There is a 1974 agreement mandating the separation of Syrian and Israel forces, which thins out the forces on both sides of the disengagement line. In 1981, the Israeli government formally annexed the region. The annexation of the Golan Heights is a consensus issue that almost every Israeli, whether politically on the left, right, or center agrees with.

As Major Gen. (ret.) Giroa Eiland of the IDF has recently written, “Israel does not possess a plausible solution to its security needs without the Golan Heights.”

The demarcation line of the Golan Heights represents the demarcation of freedom against tyranny — of a failed authoritarian regime against a vibrant, healthy state based on Western democratic values.

That is why tens of thousands of Syrians would love to flee into Israel if given the opportunity. That is why 422 Syrians who are part of the White Helmet Groups, a humanitarian volunteer organization, were rescued by the Israelis and given safe passage into Jordan. That is why the IDF was able to provide tons of truckloads of supplies to Syrian refugees, including medicines, baby formula, food, and shoes. And that is what enabled the IDF to clandestinely arrange for approximately 4,000 Syrians wounded in Syria’s protracted civil war to be treated in Israeli hospitals without asking which side they were fighting for or why. When they were healed, they were clandestinely delivered back to the Syrian side of the border.

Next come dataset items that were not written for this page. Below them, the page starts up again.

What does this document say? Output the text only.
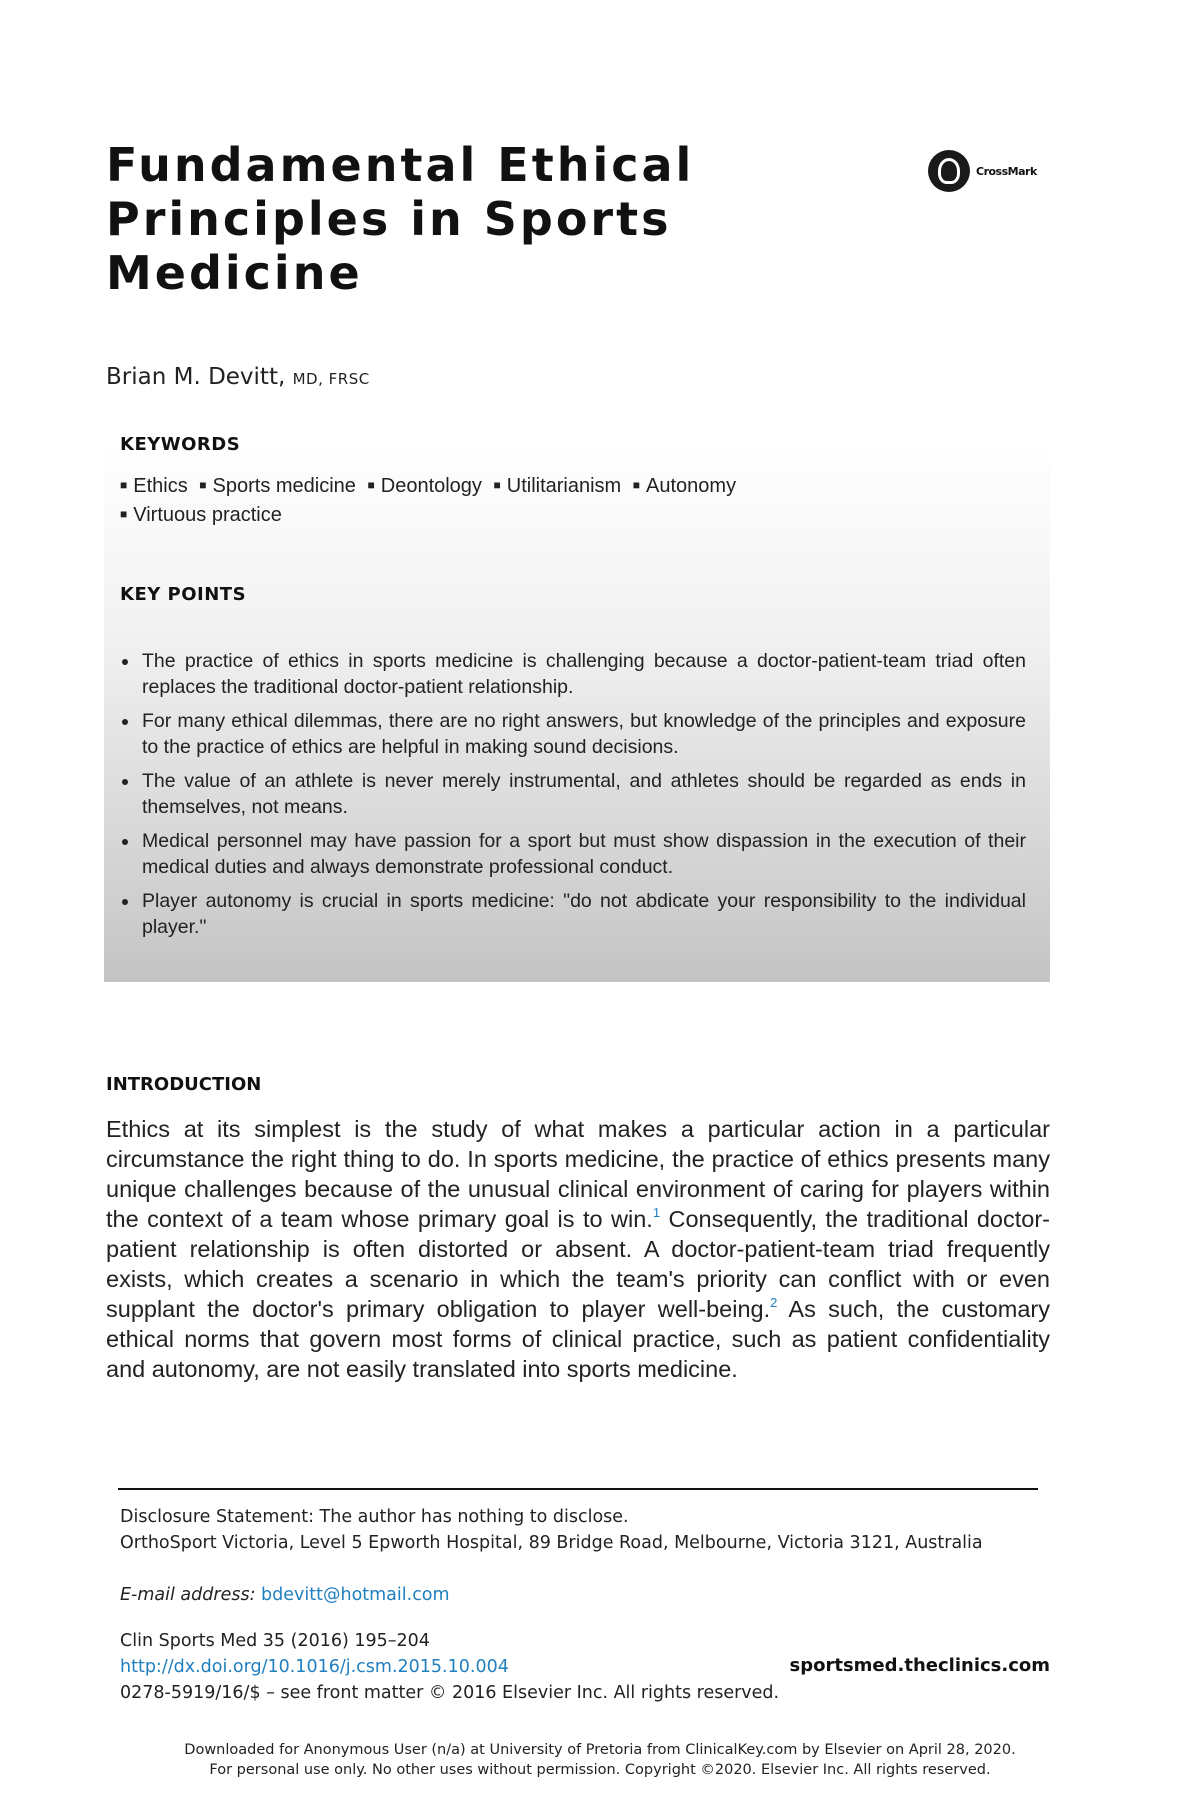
Fundamental Ethical Principles in Sports Medicine
CrossMark
Brian M. Devitt, MD, FRSC
KEYWORDS
■ Ethics ■ Sports medicine ■ Deontology ■ Utilitarianism ■ Autonomy
■ Virtuous practice
KEY POINTS
The practice of ethics in sports medicine is challenging because a doctor-patient-team triad often replaces the traditional doctor-patient relationship.
For many ethical dilemmas, there are no right answers, but knowledge of the principles and exposure to the practice of ethics are helpful in making sound decisions.
The value of an athlete is never merely instrumental, and athletes should be regarded as ends in themselves, not means.
Medical personnel may have passion for a sport but must show dispassion in the execution of their medical duties and always demonstrate professional conduct.
Player autonomy is crucial in sports medicine: "do not abdicate your responsibility to the individual player."
INTRODUCTION

Ethics at its simplest is the study of what makes a particular action in a particular circumstance the right thing to do. In sports medicine, the practice of ethics presents many unique challenges because of the unusual clinical environment of caring for players within the context of a team whose primary goal is to win.$^1$ Consequently, the traditional doctor-patient relationship is often distorted or absent. A doctor-patient-team triad frequently exists, which creates a scenario in which the team's priority can conflict with or even supplant the doctor's primary obligation to player well-being.$^2$ As such, the customary ethical norms that govern most forms of clinical practice, such as patient confidentiality and autonomy, are not easily translated into sports medicine.

Disclosure Statement: The author has nothing to disclose.
OrthoSport Victoria, Level 5 Epworth Hospital, 89 Bridge Road, Melbourne, Victoria 3121, Australia
E-mail address: bdevitt@hotmail.com
Clin Sports Med 35 (2016) 195–204
http://dx.doi.org/10.1016/j.csm.2015.10.004	sportsmed.theclinics.com
0278-5919/16/$ – see front matter © 2016 Elsevier Inc. All rights reserved.
Downloaded for Anonymous User (n/a) at University of Pretoria from ClinicalKey.com by Elsevier on April 28, 2020.
For personal use only. No other uses without permission. Copyright ©2020. Elsevier Inc. All rights reserved.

It is in America’s best national security interests to recognize the annexation of the Golan Heights as part of Israel’s sovereign territory. Israel provides an island of tranquility in the chaotic world of the Middle East, and the line between chaos and stability cuts right through the demarcation line. After all, following Friday prayers throughout Tehran, the chant is not only “Death to Israel” but also “Death to America.”

By keeping the Golan Heights as part of the lexicon of “occupied territories,” the international community simply perpetuates the conflict and the Syrian-Iranian-Russian axis’ pernicious delusion that this area is still in play.

American recognition of Israeli sovereignty over the Golan Heights would finally put an end to these dangerous delusions. In an age when Iran constitutes the greatest menace to the region and one of the greatest to the world, it would constitute an effective and potent form of “reality therapy.”

Sarah N. Stern is founder and president of EMET, an unabashedly pro-Israel and pro-American think tank and policy institute in Washington, DC.